The various workshops and talks that encouraged diverse groups to utilize and contribute to the language were also great to see. It is uplifting to witness such a strong initiative to make everyone feel welcome.

The Diversity and Inclusion BOF provided a space for anyone to voice opinions, concerns and suggestions on how to improve the Julia experience for everyone. The Diversity and Inclusion session showcased how to foster the community’s growth. The speakers were educators who shared their experiences using Julia as a tool to enhance education for women, minorities, and students with lower socioeconomic backgrounds. The inspirational work done by these individuals – and everyone at JuliaCon – prove that anyone can use Julia and succeed with the community’s support.

The community has a big role to play

Heather Miller’s keynote on Scala’s experience as an open source project was another highlight. It is staggering to see what the adoption of open source software in industry looks like, as well as learning about the issues that come up with growth, and the importance of the community. Although Heather’s snap polls at the end seemed broadly positive about the state of Julia’s community, they suggested that the level to which we’re mentoring newer members of the community is lower than ideal.
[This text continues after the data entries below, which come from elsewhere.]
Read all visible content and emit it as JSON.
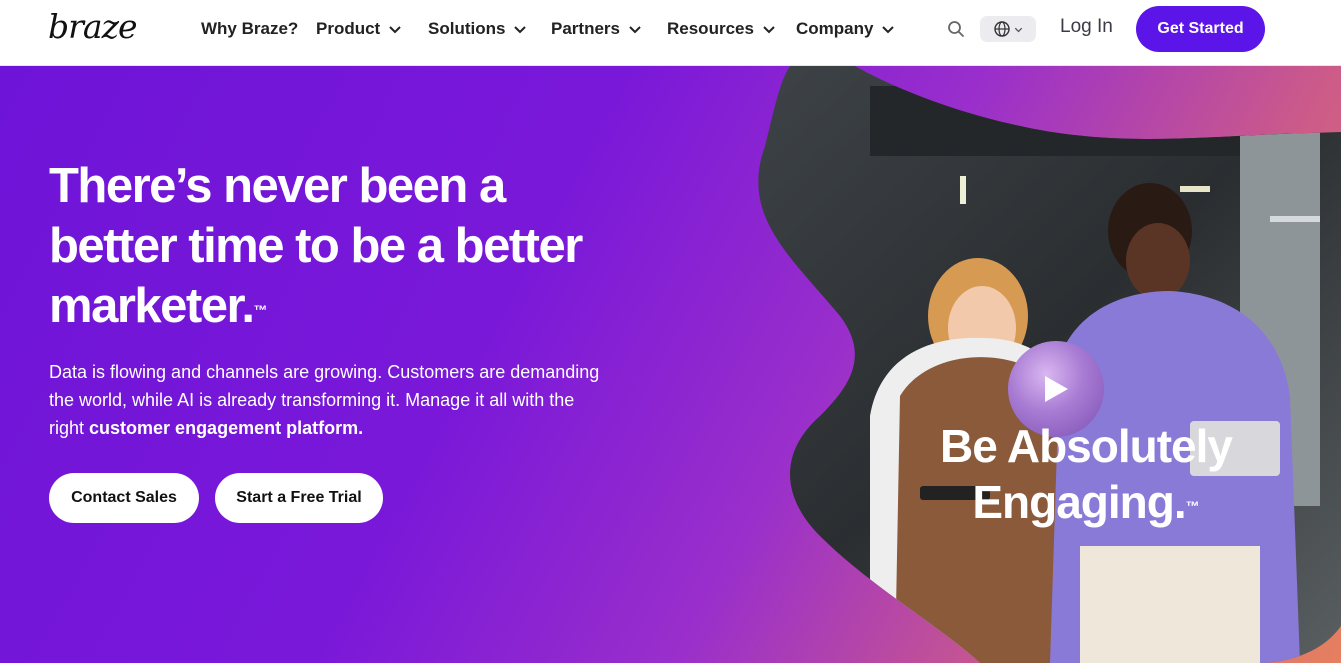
{
  "brand": {
    "logo": "braze"
  },
  "nav": {
    "items": [
      {
        "label": "Why Braze?",
        "has_menu": false
      },
      {
        "label": "Product",
        "has_menu": true
      },
      {
        "label": "Solutions",
        "has_menu": true
      },
      {
        "label": "Partners",
        "has_menu": true
      },
      {
        "label": "Resources",
        "has_menu": true
      },
      {
        "label": "Company",
        "has_menu": true
      }
    ],
    "login": "Log In",
    "cta": "Get Started"
  },
  "hero": {
    "headline": "There’s never been a better time to be a better marketer.",
    "tm": "™",
    "subtext_intro": "Data is flowing and channels are growing. Customers are demanding the world, while AI is already transforming it. Manage it all with the right ",
    "subtext_strong": "customer engagement platform.",
    "buttons": {
      "contact_sales": "Contact Sales",
      "free_trial": "Start a Free Trial"
    },
    "video_overlay": "Be Absolutely Engaging.",
    "video_tm": "™"
  },
  "colors": {
    "accent": "#5b15e8",
    "hero_start": "#6e14d8",
    "hero_end": "#e6805e"
  },
  "icons": [
    "search-icon",
    "globe-icon",
    "chevron-down-icon",
    "play-icon"
  ]
}
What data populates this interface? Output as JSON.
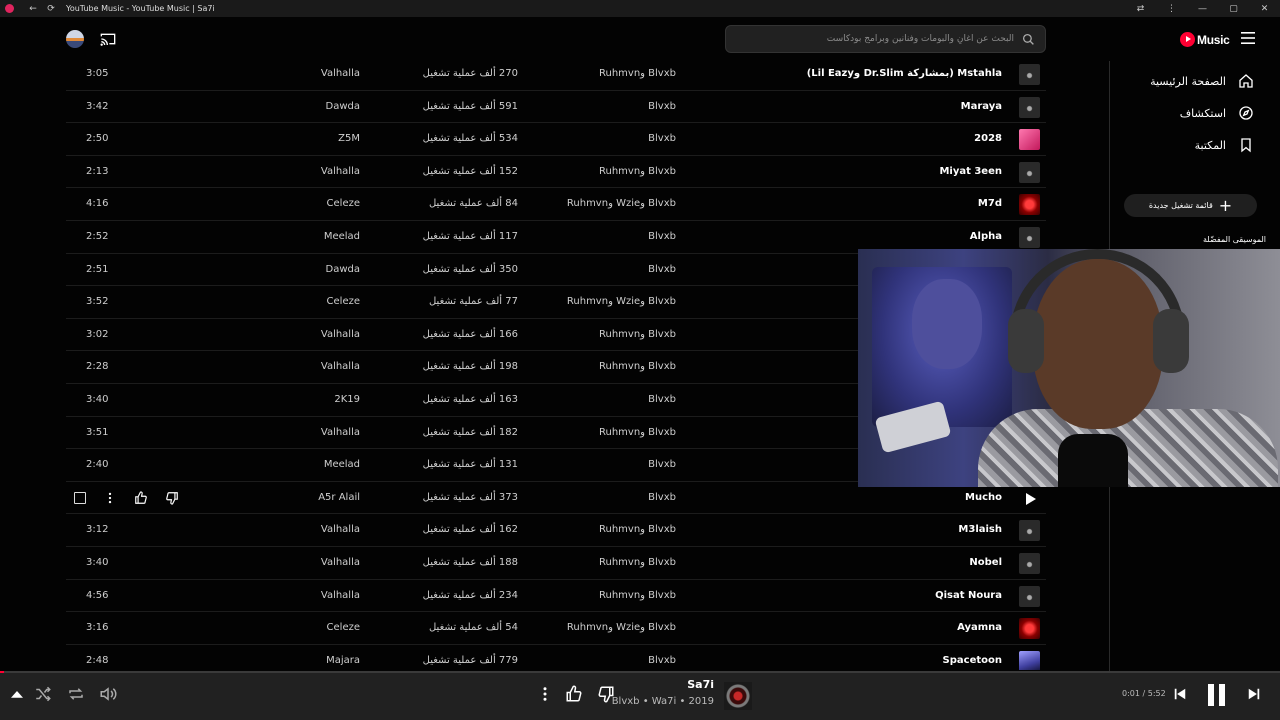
{
  "window": {
    "title": "YouTube Music - YouTube Music | Sa7i",
    "back_glyph": "←",
    "reload_glyph": "⟳"
  },
  "header": {
    "logo_text": "Music",
    "search_placeholder": "البحث عن أغانٍ وألبومات وفنانين وبرامج بودكاست"
  },
  "sidebar": {
    "items": [
      {
        "label": "الصفحة الرئيسية",
        "icon": "home-icon"
      },
      {
        "label": "استكشاف",
        "icon": "explore-icon"
      },
      {
        "label": "المكتبة",
        "icon": "library-icon"
      }
    ],
    "new_playlist_label": "قائمة تشغيل جديدة",
    "favorites_label": "الموسيقى المفضّلة"
  },
  "tracks": [
    {
      "title": "Mstahla (بمشاركة Dr.Slim وLil Eazy)",
      "artist": "Blvxb وRuhmvn",
      "plays": "270 ألف عملية تشغيل",
      "album": "Valhalla",
      "duration": "3:05",
      "art": "art-a"
    },
    {
      "title": "Maraya",
      "artist": "Blvxb",
      "plays": "591 ألف عملية تشغيل",
      "album": "Dawda",
      "duration": "3:42",
      "art": "art-a"
    },
    {
      "title": "2028",
      "artist": "Blvxb",
      "plays": "534 ألف عملية تشغيل",
      "album": "Z5M",
      "duration": "2:50",
      "art": "art-b"
    },
    {
      "title": "Miyat 3een",
      "artist": "Blvxb وRuhmvn",
      "plays": "152 ألف عملية تشغيل",
      "album": "Valhalla",
      "duration": "2:13",
      "art": "art-a"
    },
    {
      "title": "M7d",
      "artist": "Blvxb وWzie وRuhmvn",
      "plays": "84 ألف عملية تشغيل",
      "album": "Celeze",
      "duration": "4:16",
      "art": "art-c"
    },
    {
      "title": "Alpha",
      "artist": "Blvxb",
      "plays": "117 ألف عملية تشغيل",
      "album": "Meelad",
      "duration": "2:52",
      "art": "art-a"
    },
    {
      "title": "",
      "artist": "Blvxb",
      "plays": "350 ألف عملية تشغيل",
      "album": "Dawda",
      "duration": "2:51",
      "art": "art-a"
    },
    {
      "title": "",
      "artist": "Blvxb وWzie وRuhmvn",
      "plays": "77 ألف عملية تشغيل",
      "album": "Celeze",
      "duration": "3:52",
      "art": "art-a"
    },
    {
      "title": "",
      "artist": "Blvxb وRuhmvn",
      "plays": "166 ألف عملية تشغيل",
      "album": "Valhalla",
      "duration": "3:02",
      "art": "art-a"
    },
    {
      "title": "",
      "artist": "Blvxb وRuhmvn",
      "plays": "198 ألف عملية تشغيل",
      "album": "Valhalla",
      "duration": "2:28",
      "art": "art-a"
    },
    {
      "title": "",
      "artist": "Blvxb",
      "plays": "163 ألف عملية تشغيل",
      "album": "2K19",
      "duration": "3:40",
      "art": "art-a"
    },
    {
      "title": "",
      "artist": "Blvxb وRuhmvn",
      "plays": "182 ألف عملية تشغيل",
      "album": "Valhalla",
      "duration": "3:51",
      "art": "art-a"
    },
    {
      "title": "",
      "artist": "Blvxb",
      "plays": "131 ألف عملية تشغيل",
      "album": "Meelad",
      "duration": "2:40",
      "art": "art-a"
    },
    {
      "title": "Mucho",
      "artist": "Blvxb",
      "plays": "373 ألف عملية تشغيل",
      "album": "A5r Alail",
      "duration": "",
      "art": "art-play",
      "hovered": true
    },
    {
      "title": "M3laish",
      "artist": "Blvxb وRuhmvn",
      "plays": "162 ألف عملية تشغيل",
      "album": "Valhalla",
      "duration": "3:12",
      "art": "art-a"
    },
    {
      "title": "Nobel",
      "artist": "Blvxb وRuhmvn",
      "plays": "188 ألف عملية تشغيل",
      "album": "Valhalla",
      "duration": "3:40",
      "art": "art-a"
    },
    {
      "title": "Qisat Noura",
      "artist": "Blvxb وRuhmvn",
      "plays": "234 ألف عملية تشغيل",
      "album": "Valhalla",
      "duration": "4:56",
      "art": "art-a"
    },
    {
      "title": "Ayamna",
      "artist": "Blvxb وWzie وRuhmvn",
      "plays": "54 ألف عملية تشغيل",
      "album": "Celeze",
      "duration": "3:16",
      "art": "art-c"
    },
    {
      "title": "Spacetoon",
      "artist": "Blvxb",
      "plays": "779 ألف عملية تشغيل",
      "album": "Majara",
      "duration": "2:48",
      "art": "art-d"
    }
  ],
  "player": {
    "title": "Sa7i",
    "subtitle": "Blvxb • Wa7i • 2019",
    "time": "0:01 / 5:52",
    "progress_fraction": 0.003
  },
  "colors": {
    "accent": "#ff0033",
    "background": "#030303",
    "player_bg": "#212121"
  }
}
Birds of a Feather Sessions

This year Birds of a Feather (BoF) sessions were a big thing. In previous JuliaCons, there were only one or two, but this year we had twelve. Each session was unique and interesting, and in almost every case people wished they could continue after the hour was up. The BoFs were an excellent chance to discuss and explore topics that are difficult to do in a formal talk. In many ways this is the best reason to go to a conference: to connect with people, make plans, and learn deeply. Normally this happens in cramped corridors or during coffee breaks, which certainly did happen this year still, but the BoFs gave the whole process just a little bit more structure, and also tables.
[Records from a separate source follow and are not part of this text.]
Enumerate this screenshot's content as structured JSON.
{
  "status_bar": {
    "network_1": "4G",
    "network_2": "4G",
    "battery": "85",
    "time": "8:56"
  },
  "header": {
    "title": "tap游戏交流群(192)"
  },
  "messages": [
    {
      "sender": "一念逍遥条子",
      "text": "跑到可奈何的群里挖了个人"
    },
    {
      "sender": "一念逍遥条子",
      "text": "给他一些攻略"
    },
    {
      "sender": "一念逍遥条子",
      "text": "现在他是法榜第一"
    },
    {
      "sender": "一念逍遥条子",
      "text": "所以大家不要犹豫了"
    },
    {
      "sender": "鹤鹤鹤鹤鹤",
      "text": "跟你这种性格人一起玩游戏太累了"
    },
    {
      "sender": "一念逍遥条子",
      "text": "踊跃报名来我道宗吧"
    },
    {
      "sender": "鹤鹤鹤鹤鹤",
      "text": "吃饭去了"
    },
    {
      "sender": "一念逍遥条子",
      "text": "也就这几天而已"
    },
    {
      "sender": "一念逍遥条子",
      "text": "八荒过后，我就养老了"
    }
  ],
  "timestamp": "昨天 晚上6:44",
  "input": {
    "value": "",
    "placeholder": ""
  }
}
Each BoF was different and good in its own ways, and none would have been half as good without getting everyone in the same room. We mentioned the Diversity BoF earlier. The Parallelism BoF ended with everyone breaking into four groups, each of which produced notes on future directions for parallelism in Julia. Our own head of development, Curtis Vogt, ran the “Julia In Production” BoF which showed that both new and established companies are adopting Julia, and led to some useful discussion about better support for Julia in Cloud computing environments.
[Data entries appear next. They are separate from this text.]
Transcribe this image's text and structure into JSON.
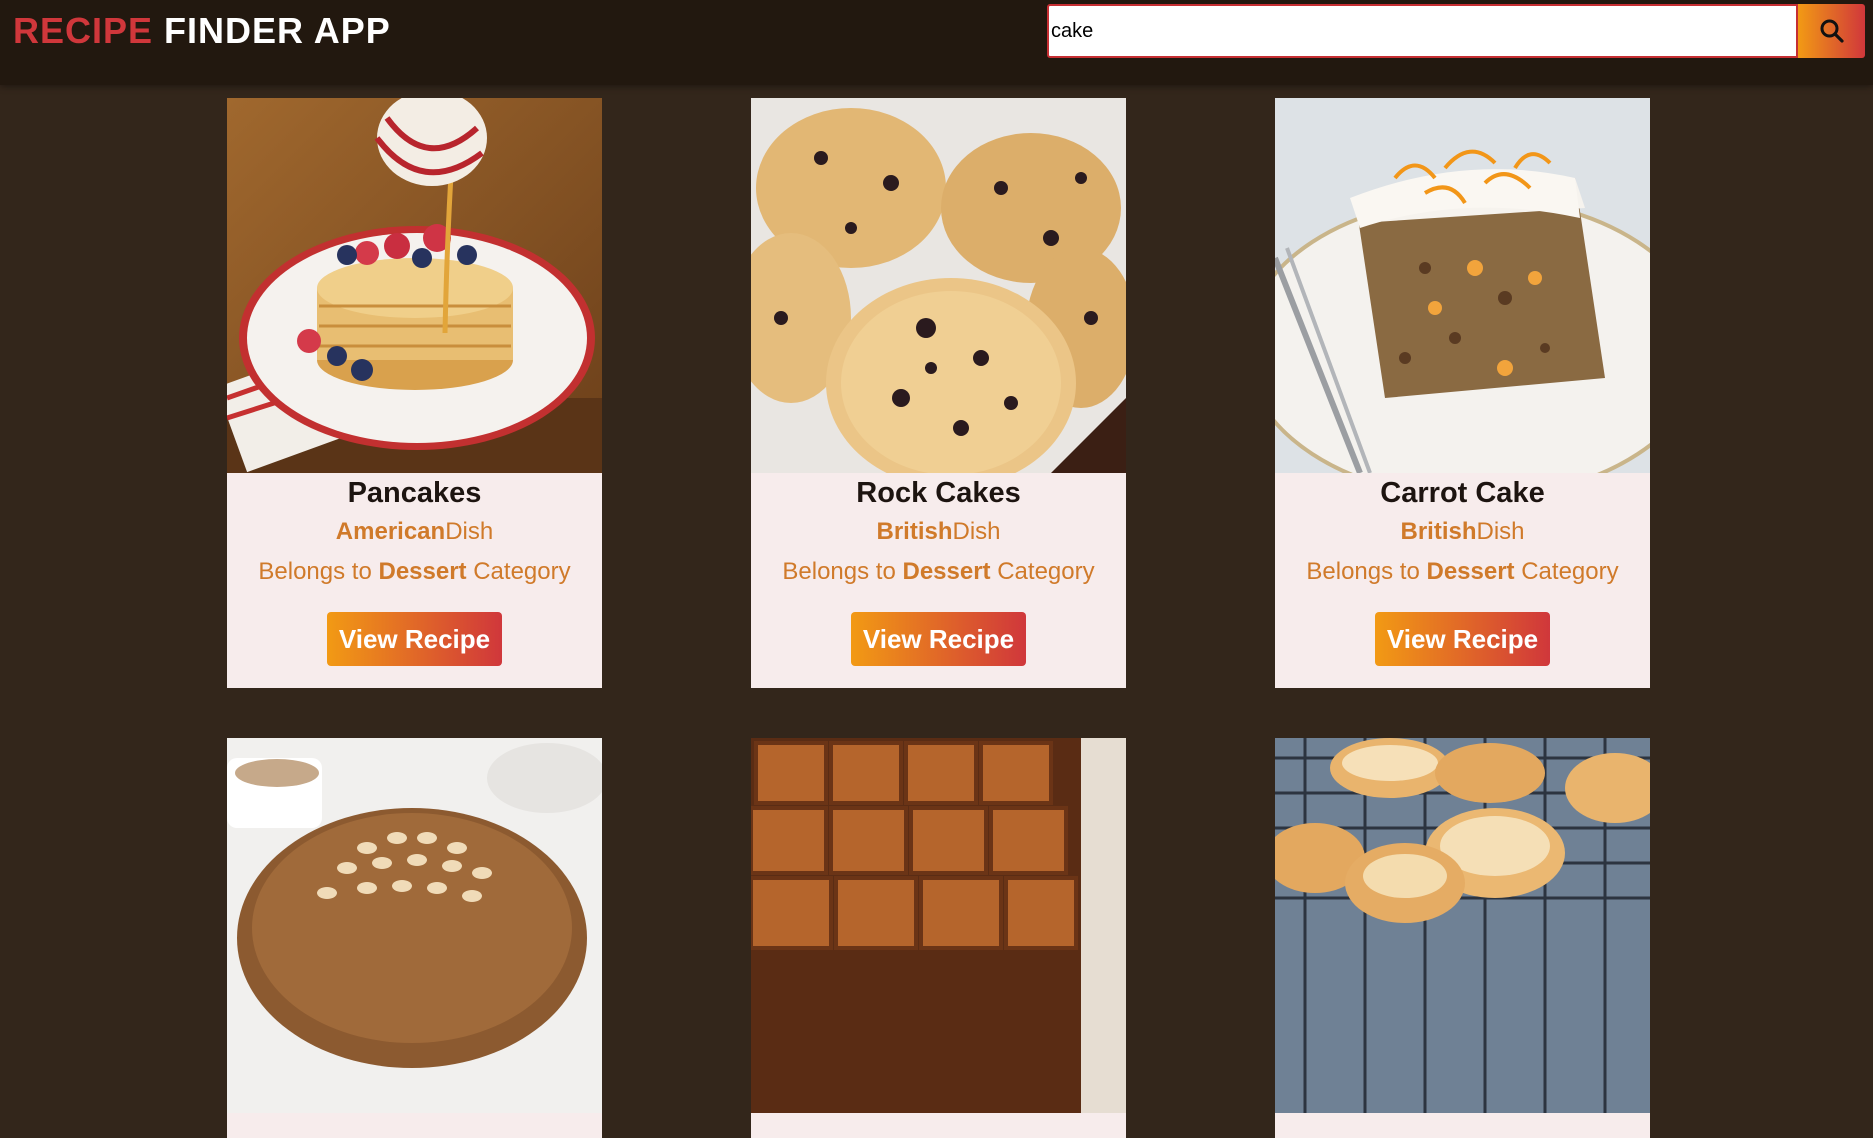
{
  "header": {
    "logo_accent": "RECIPE",
    "logo_rest": " FINDER APP"
  },
  "search": {
    "value": "cake",
    "button_icon": "search-icon"
  },
  "recipes": [
    {
      "name": "Pancakes",
      "area": "American",
      "area_suffix": "Dish",
      "category_prefix": "Belongs to ",
      "category": "Dessert",
      "category_suffix": " Category",
      "button": "View Recipe"
    },
    {
      "name": "Rock Cakes",
      "area": "British",
      "area_suffix": "Dish",
      "category_prefix": "Belongs to ",
      "category": "Dessert",
      "category_suffix": " Category",
      "button": "View Recipe"
    },
    {
      "name": "Carrot Cake",
      "area": "British",
      "area_suffix": "Dish",
      "category_prefix": "Belongs to ",
      "category": "Dessert",
      "category_suffix": " Category",
      "button": "View Recipe"
    }
  ],
  "colors": {
    "accent_red": "#d0373b",
    "accent_orange": "#f29a14",
    "text_orange": "#d07a2a",
    "card_bg": "#f7ecec",
    "page_bg": "#33261b"
  }
}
The Cassette BoF was particularly good. It had everyone talking about what they were using Cassette for. Our own Lyndon White presented his new Cassette-like project, Arborist, and some of the challenges it faces, including understanding of why the compiler behaves the way it does. We also learned that neither Jarret Revels (the creator of Cassette), nor Valentin Churavy (its current maintainer) know exactly what Tagging in Cassette does.

Support tools are becoming well established

With the advent of Julia 1.0 at JuliaCon 2018 we saw the release of a new Pkg.jl; a far more robust and user-friendly package manager. However, many core tools to support the maturing package ecosystem were yet to emerge until JuliaCon 2019. This year we saw the introduction of a new debugger, a formatter, and an impressive documentation generator.

For the past year, the absence of a debugger that equalled the pleasure of using Pkg.jl remained an open question. An answer was unveiled in Debugger.jl, by the venerable Tim Holy, Sebastian Pfitzner, and Kristoffer Carlsson. They discussed the ease with which Debugger.jl can be used to declare break points, enter functions, traverse lines of code, and modify environment variables, all from within a new debugger REPL mode! This is a very welcome addition to the Julia toolbox.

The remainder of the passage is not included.